Participating artists
Aida Wilde (UK)
Aida Wilde is an Iranian-born, London-based printmaker, visual artist & educator, whose diverse screen-printed installations and artworks question issues of gentrification, education, and equality. Wilde’s serigraphs can be found on city streets and in galleries across the world including the Victoria & Albert Museum, Women’s Art Library, Goldsmiths, Vienna’s Fine Art Academy, Somerset House, and Saatchi Gallery.

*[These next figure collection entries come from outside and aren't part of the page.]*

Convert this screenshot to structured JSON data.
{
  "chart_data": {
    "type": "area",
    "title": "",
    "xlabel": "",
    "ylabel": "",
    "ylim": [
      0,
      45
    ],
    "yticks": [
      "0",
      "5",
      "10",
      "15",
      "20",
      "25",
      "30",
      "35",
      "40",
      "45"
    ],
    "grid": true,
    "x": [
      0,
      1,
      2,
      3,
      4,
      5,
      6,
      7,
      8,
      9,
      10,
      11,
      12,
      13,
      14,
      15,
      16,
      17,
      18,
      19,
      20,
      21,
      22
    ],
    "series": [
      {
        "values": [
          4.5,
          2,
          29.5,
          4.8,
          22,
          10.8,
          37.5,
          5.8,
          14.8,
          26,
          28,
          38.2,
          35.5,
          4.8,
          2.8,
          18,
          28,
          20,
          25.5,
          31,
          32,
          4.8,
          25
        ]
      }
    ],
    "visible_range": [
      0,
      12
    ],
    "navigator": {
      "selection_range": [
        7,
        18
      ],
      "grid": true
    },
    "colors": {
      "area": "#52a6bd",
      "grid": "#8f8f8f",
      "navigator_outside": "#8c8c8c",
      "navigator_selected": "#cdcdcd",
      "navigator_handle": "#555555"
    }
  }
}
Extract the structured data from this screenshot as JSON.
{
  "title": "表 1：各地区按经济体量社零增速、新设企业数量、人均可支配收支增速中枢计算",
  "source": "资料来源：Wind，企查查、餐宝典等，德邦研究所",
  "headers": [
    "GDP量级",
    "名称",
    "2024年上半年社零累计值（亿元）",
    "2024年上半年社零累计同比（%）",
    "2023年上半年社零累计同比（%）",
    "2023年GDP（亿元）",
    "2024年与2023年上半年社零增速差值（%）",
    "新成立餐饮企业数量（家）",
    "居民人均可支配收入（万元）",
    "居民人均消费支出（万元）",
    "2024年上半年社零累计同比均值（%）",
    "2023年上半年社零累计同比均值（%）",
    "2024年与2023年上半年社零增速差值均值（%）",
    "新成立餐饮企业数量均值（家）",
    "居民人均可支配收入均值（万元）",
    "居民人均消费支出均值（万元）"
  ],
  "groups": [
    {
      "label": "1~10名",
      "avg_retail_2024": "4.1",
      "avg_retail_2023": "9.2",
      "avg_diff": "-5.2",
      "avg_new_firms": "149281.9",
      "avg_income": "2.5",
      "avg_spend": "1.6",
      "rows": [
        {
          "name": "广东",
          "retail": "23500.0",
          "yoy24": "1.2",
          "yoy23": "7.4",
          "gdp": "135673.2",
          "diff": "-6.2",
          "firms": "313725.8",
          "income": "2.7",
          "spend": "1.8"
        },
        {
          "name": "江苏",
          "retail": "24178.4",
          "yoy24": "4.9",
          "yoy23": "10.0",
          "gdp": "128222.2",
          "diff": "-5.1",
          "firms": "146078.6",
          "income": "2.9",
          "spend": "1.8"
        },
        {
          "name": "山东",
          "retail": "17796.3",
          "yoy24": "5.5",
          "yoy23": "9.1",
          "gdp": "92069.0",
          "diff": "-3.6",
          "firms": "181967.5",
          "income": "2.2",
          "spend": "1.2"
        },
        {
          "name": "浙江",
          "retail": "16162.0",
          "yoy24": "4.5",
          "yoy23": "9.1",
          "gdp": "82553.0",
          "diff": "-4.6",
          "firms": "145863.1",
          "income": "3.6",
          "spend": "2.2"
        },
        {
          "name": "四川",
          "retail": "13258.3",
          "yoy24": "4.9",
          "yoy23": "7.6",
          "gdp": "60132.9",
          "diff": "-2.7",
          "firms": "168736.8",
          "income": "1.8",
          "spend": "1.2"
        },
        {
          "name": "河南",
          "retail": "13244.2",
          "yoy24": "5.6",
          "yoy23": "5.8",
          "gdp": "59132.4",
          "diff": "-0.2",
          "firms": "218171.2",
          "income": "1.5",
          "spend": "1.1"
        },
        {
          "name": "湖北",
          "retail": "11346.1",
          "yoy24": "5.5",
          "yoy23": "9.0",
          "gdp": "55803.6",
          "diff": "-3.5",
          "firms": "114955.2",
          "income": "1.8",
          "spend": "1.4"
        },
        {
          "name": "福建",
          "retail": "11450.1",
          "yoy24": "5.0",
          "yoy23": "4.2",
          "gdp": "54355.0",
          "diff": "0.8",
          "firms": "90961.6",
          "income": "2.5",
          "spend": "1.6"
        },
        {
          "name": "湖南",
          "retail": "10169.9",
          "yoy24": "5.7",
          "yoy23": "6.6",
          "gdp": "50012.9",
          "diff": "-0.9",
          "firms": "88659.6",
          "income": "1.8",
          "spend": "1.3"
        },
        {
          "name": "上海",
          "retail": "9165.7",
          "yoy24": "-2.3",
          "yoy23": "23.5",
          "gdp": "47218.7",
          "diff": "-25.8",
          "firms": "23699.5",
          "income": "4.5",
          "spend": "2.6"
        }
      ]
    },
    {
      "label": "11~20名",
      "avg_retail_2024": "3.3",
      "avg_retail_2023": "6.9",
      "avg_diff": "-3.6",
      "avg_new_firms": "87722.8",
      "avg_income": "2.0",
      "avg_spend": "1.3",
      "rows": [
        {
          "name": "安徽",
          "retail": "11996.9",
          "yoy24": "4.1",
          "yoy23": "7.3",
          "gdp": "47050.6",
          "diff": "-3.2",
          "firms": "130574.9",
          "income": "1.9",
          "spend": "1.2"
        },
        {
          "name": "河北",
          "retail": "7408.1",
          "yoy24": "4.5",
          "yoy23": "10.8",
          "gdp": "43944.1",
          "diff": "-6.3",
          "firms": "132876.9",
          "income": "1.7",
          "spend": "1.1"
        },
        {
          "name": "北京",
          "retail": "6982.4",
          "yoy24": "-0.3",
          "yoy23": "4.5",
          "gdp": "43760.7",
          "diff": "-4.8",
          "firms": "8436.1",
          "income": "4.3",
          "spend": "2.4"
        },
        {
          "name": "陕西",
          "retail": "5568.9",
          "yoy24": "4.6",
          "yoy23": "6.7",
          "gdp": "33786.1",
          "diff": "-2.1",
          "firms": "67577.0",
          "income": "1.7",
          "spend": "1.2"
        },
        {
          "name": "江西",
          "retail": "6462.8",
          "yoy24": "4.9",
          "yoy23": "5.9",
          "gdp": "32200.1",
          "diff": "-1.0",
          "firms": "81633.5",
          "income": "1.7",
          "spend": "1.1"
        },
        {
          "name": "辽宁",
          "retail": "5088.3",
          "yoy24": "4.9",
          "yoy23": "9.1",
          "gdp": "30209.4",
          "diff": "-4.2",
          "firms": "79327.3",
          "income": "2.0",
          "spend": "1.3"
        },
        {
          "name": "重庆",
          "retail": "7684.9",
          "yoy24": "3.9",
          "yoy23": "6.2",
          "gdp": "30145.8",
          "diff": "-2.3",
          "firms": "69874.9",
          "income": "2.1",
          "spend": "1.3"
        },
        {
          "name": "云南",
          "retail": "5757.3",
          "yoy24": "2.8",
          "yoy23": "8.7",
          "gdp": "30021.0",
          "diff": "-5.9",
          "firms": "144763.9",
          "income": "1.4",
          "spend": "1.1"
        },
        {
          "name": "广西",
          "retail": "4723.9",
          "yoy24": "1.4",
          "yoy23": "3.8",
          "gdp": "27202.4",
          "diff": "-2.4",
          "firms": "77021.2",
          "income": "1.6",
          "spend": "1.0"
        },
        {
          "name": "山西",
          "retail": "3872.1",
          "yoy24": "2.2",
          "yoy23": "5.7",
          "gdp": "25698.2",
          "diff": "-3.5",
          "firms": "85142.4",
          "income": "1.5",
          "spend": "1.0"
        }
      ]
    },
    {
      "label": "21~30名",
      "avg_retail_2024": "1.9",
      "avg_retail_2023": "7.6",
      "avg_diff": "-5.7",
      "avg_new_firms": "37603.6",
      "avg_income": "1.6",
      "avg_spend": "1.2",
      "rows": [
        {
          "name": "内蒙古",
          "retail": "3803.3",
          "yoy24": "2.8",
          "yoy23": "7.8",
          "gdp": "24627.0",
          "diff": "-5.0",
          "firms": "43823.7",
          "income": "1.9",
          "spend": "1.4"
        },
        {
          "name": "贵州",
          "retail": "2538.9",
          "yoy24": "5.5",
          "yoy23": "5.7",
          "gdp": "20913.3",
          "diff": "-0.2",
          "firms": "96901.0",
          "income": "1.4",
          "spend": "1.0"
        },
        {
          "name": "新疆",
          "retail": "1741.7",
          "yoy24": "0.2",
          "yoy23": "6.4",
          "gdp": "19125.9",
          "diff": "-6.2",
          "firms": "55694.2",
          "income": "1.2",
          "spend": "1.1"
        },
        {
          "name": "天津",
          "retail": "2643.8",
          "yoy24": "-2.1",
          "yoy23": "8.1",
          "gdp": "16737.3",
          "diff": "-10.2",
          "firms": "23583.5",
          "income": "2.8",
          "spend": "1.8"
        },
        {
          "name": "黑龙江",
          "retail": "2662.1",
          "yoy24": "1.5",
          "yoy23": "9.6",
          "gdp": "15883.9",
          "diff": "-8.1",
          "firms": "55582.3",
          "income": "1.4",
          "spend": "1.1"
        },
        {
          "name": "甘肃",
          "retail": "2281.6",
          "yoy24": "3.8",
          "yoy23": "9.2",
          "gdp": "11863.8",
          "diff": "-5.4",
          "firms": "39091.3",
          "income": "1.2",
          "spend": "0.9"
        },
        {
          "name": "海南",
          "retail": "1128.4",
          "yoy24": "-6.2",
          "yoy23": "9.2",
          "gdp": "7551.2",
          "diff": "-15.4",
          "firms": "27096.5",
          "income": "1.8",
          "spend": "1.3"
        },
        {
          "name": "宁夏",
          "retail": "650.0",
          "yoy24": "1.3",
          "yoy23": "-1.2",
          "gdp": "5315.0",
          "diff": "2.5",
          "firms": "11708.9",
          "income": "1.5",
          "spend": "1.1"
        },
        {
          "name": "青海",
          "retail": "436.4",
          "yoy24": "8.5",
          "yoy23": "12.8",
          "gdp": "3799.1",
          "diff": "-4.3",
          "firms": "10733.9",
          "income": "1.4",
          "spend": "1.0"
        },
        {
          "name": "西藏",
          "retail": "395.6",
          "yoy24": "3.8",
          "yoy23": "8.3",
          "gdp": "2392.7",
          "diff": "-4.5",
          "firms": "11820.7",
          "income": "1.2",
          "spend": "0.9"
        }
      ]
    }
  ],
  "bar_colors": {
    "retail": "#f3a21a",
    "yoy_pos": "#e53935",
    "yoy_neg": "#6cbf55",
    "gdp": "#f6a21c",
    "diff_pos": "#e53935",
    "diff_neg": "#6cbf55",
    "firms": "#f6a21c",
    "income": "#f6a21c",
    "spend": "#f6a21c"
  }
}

Addam Yekutieli aka Know Hope (IS)
Over the past two decades, Addam Yekutieli, aka Know Hope, has developed a visual iconography and language to mirror real-life situations and document the notion of a collective human struggle. Yekutieli’s site-specific installations, murals and assemblages use ready-made materials, mixed-media pieces, photographs and text to explore issues such as cross-cultural encounters, borders, and trauma.
Bahia Shehab (EG)
Prof Bahia Shehab is an artist, author and Professor of Design at The American University in Cairo. Her work has received a number of international awards, including the BBC’s 100 Women’s List, a TED Senior Fellowship, a Prince Claus Award, and the UNESCO-Sharjah Prize for Arab Culture. Bahia was active on the streets during the Arab Spring uprising, and maintains a presence alongside her international arts career.
Jeremy Deller (UK)
Jeremy Deller is one of the UK’s leading contemporary artists, having won the Turner Prize in 2004 and the Albert Medal of the Royal Society for the encouragement of Arts, Manufactures & Commerce (RSA) in 2010. Deller is best known for his Battle of Orgreave (2001) – a re-enactment of the events which occurred during the UK miners’ strike in 1984 – and for 2016’s acclaimed We’re Here Because We’re Here.
Jeremy Geddes (NZ)
Jeremy Geddes is a photo-realistic painter born in New Zealand who, having studied painting in the early 90s, initially worked in video games as an art director. Geddes won the Spectrum Gold Award for his cover art for the comic, Doomed. In 2003, he returned to painting full-time and has since had his work published and exhibited around the world, finding particular acclaim for his existential Cosmonaut series.
Robert Montgomery (UK)
Born in 1972 in Chapelhall, Scotland and currently living and working in London, Robert Montgomery brings a poetic voice to the tradition of contemporary text art. Renowned for his large, public light installations, fire poems and distinctive black and white billboard artworks, his work engages with the urban world through his translucent poetry, a direct approach to universal themes such as power and love.
Sam Durant (USA)
Sam Durant is a critically-acclaimed multimedia artist whose works engage social, political, and cultural issues, using research-based methodology with an emphasis on social engagement. Durant’s work has been included in numerous international exhibitions including Documenta 13, the Yokohama Triennial, the Venice, Sydney, Busan, Liverpool, Panama, and Whitney Biennials.
Martyn Reed (Nuart)
Martyn Reed is a British artist, researcher, curator & producer based in Stavanger, Norway. He is the founder and artistic director of Numusic and Nuart Festivals and their related offshoots Nuart Gallery and Nuart Plus as well as Editor in Chief of the peer review Nuart Journal. Much of Reed’s work and the projects and platforms he devises are international collaborative events that revolve around promoting art as part of everyday life using counter cultural strategies, values and thinking.